Santosa Ingin Sintang Jadi Pusat Event Olahraga

Sintang, Kalbar – Ketua Komisi A DPRD Kabupaten Sintang, Santosa menginginkan Kabupaten Sintang bisa menjadi pusat event olahraga di Kalimantan Barat. Legislator asal Kayan Hilir yang memiliki hobi bermain sepak bola ini menyatakan komitmennya untuk mengembangkan dan meningkatkan prestasi olahraga Kabupaten Sintang.

Santosa mendorong Pemkab Sintang tetap komitmen dalam memajukan olahraga di daerah ini. Ia mengatakan olahraga bukan hanya sekadar ajang pertandingan semata. Namun olahraga jika dikelola dengan baik oleh pemerintah daerah bisa mendatangkan pendapatan bagi daerah. “Seperti penyelenggaraan event olahraga,  bisa menjadi panggung multifungsi. Event ini tidak hanya sebagai event pertandingan semata tapi bisa menghidupkan ekonomi lokal, memperkenalkan budaya setempat ke daerah luar bahkan ke dunia internasional dan mempercepat kemajuan infrastruktur,” katanya.

Masih kata Santosa, jika dirancang dengan strategi yang cerdas, penyelenggaraan olahraga bisa menjadi investasi sosial dan ekonomi, yang berdampak jangka panjang. Investasi sosial yang dimaksud Santosa adalah semangat sportivitas dalam olahraga bisa menggerakkan pembangunan daerah. “Sudah saatnya semangat sportivitas ditempatkan sebagai elemen strategis dalam perencanaan pembangunan daerah, dengan potensi nyata untuk menghasilkan dampak sosial dan ekonomi yang luas,” katanya.

Lanjut Santosa, salah satu dampak paling nyata dari penyelenggaraan event olahraga adalah geliat ekonomi. Ketika ribuan atlet, ofisial, media, dan penonton berdatangan, mereka membawa serta daya beli yang luar biasa. Hotel-hotel penuh, restoran dan kafe diserbu, toko-toko suvenir kebanjiran pembeli, dan jasa transportasi lokal juga akan mendapatkan income. Event olahraga ini menciptakan efek domino yang menguntungkan seluruh rantai pasok ekonomi daerah. “Usaha mikro, kecil, dan menengah (UMKM) akan mendapatkan panggung untuk mempromosikan produk dan jasa mereka, membuka lapangan kerja sementara, dan bahkan melahirkan peluang bisnis baru yang berkelanjutan,” ujar Santosa.
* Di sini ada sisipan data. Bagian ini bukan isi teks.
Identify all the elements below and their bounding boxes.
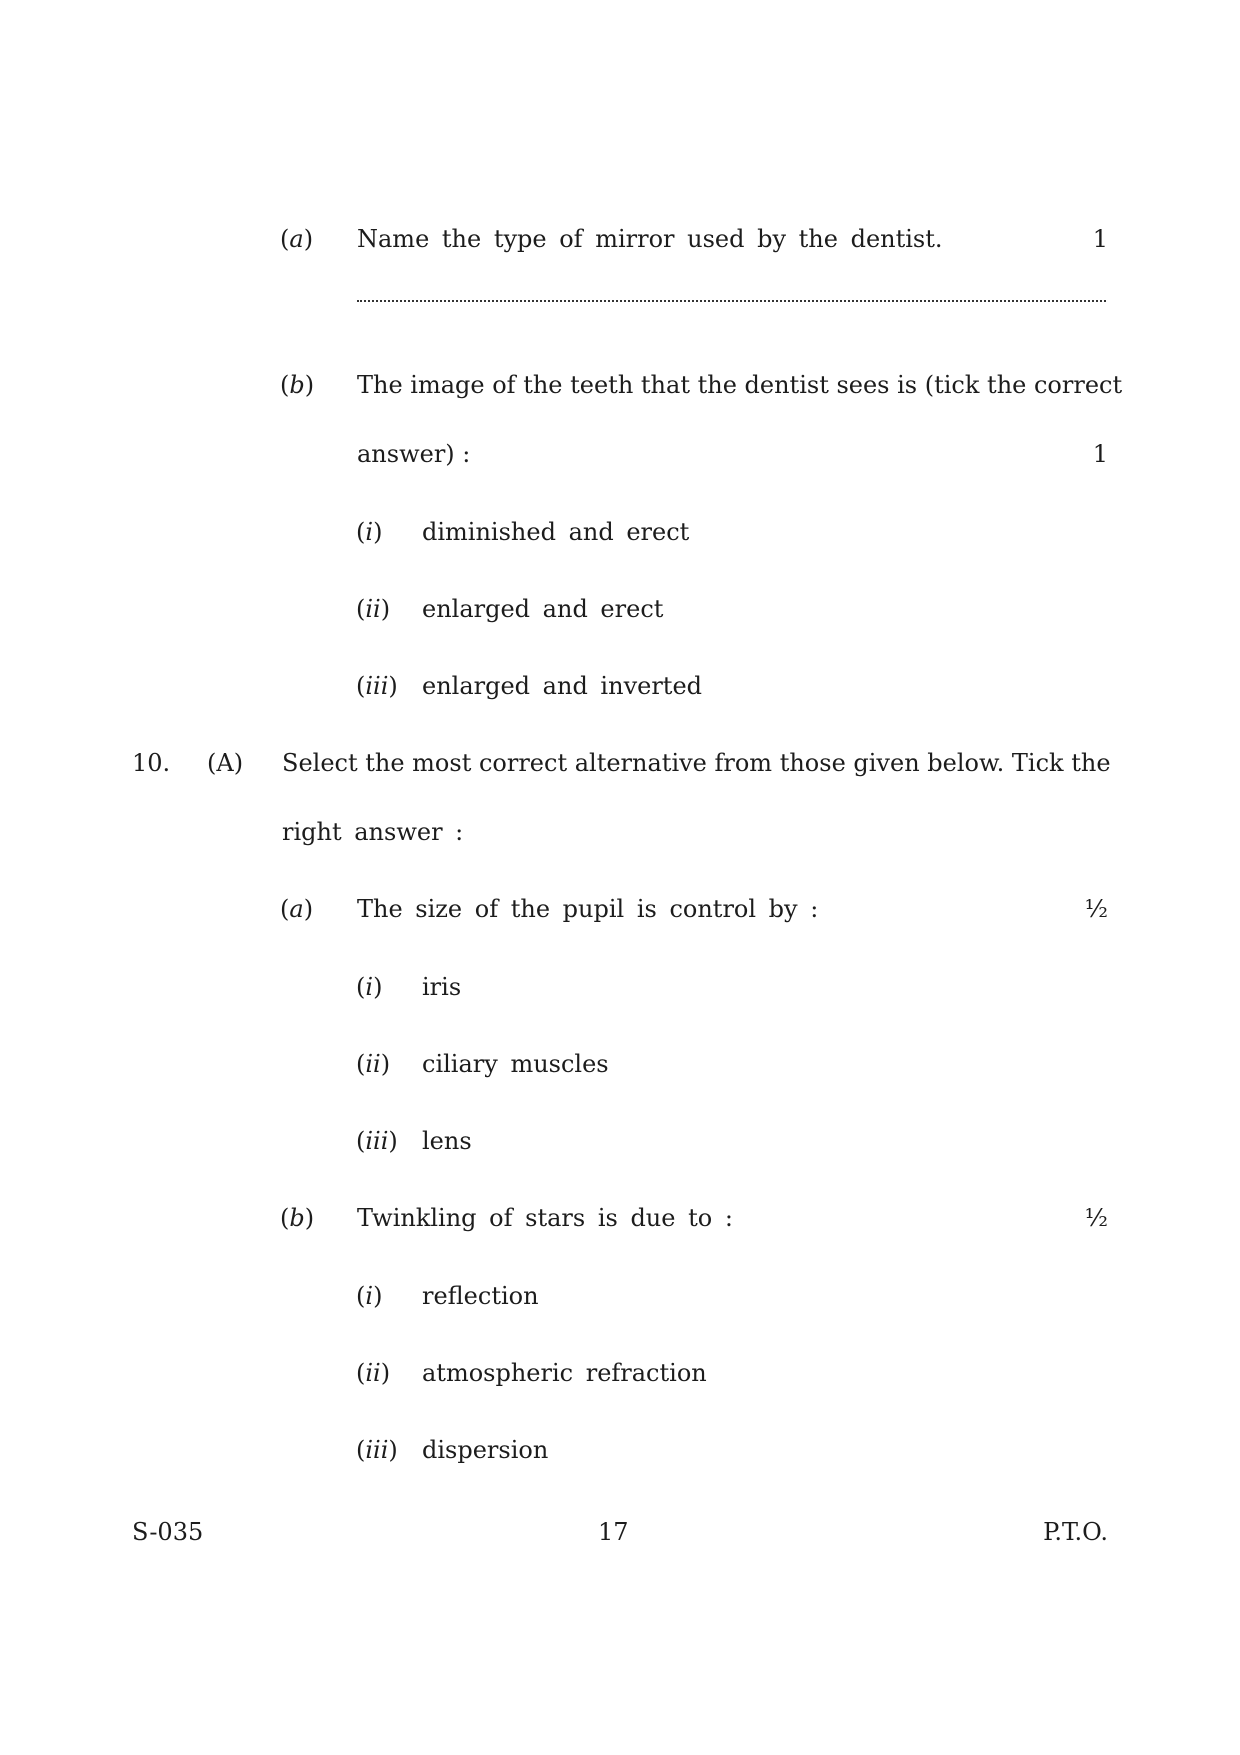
q9b-option-2-num: (ii) (356, 595, 391, 623)
q10b-marks: ½ (1084, 1204, 1108, 1232)
q10-instruction-line1: Select the most correct alternative from those given below. Tick the (282, 749, 1111, 777)
q10a-label: (a) (280, 895, 314, 923)
footer-page-number: 17 (598, 1518, 629, 1546)
answer-line[interactable] (357, 300, 1106, 302)
q9b-text-line2: answer) : (357, 440, 471, 468)
q9b-text-line1: The image of the teeth that the dentist sees is (tick the correct (357, 371, 1123, 399)
q10a-option-1[interactable]: iris (422, 973, 462, 1001)
q10-number: 10. (132, 749, 171, 777)
footer-pto: P.T.O. (1043, 1518, 1108, 1546)
q10b-label: (b) (280, 1204, 315, 1232)
q10a-option-3[interactable]: lens (422, 1127, 472, 1155)
q10-instruction-line2: right answer : (282, 818, 464, 846)
q10-section: (A) (207, 749, 244, 777)
q10b-option-3[interactable]: dispersion (422, 1436, 549, 1464)
q10a-text: The size of the pupil is control by : (357, 895, 819, 923)
q9b-option-3[interactable]: enlarged and inverted (422, 672, 703, 700)
q9a-marks: 1 (1092, 225, 1108, 253)
q10b-option-2[interactable]: atmospheric refraction (422, 1359, 707, 1387)
q10a-option-2-num: (ii) (356, 1050, 391, 1078)
q10a-marks: ½ (1084, 895, 1108, 923)
q9b-option-1[interactable]: diminished and erect (422, 518, 690, 546)
footer-paper-code: S-035 (132, 1518, 204, 1546)
q9b-label: (b) (280, 371, 315, 399)
q9a-label: (a) (280, 225, 314, 253)
q9a-text: Name the type of mirror used by the dentist. (357, 225, 943, 253)
q9b-option-3-num: (iii) (356, 672, 398, 700)
q10b-option-3-num: (iii) (356, 1436, 398, 1464)
q10a-option-1-num: (i) (356, 973, 383, 1001)
q10a-option-3-num: (iii) (356, 1127, 398, 1155)
q10b-option-1-num: (i) (356, 1282, 383, 1310)
q10a-option-2[interactable]: ciliary muscles (422, 1050, 609, 1078)
q10b-option-1[interactable]: reflection (422, 1282, 539, 1310)
q9b-option-2[interactable]: enlarged and erect (422, 595, 664, 623)
q10b-text: Twinkling of stars is due to : (357, 1204, 733, 1232)
q9b-option-1-num: (i) (356, 518, 383, 546)
q10b-option-2-num: (ii) (356, 1359, 391, 1387)
q9b-marks: 1 (1092, 440, 1108, 468)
Selain itu, kata Santosa, pembangunan atau peningkatan fasilitas olahraga juga menjadi pendorong pertumbuhan ekonomi. Setelah event selesai, fasilitas-fasilitas ini tidak hanya menjadi warisan fisik, tetapi juga dapat dimanfaatkan untuk pelatihan atlet lokal, kompetisi reguler, atau bahkan sebagai pusat rekreasi bagi masyarakat, menjamin keberlanjutan manfaat ekonominya.

Event olahraga, terutama yang berskala internasional, kata Santosa menjadi platform promosi bagi daerah yang tak ternilai harganya. Citra daerah akan terangkat sebagai destinasi yang mampu menyelenggarakan acara berskala besar, efisien, dan ramah pengunjung. Ini secara tidak langsung mempromosikan potensi pariwisata daerah, menarik lebih banyak wisatawan di masa mendatang, dan bahkan dapat menarik investasi asing.

Karena itu, dia berharap Pemkab Sintang bisa mengembangkan potensi olahraga untuk mendatangkan pendapatan bagi daerah. Hal ini harus dilakukan di tengah semakin berkurangnya anggaran untuk daerah dari pemerintah pusat.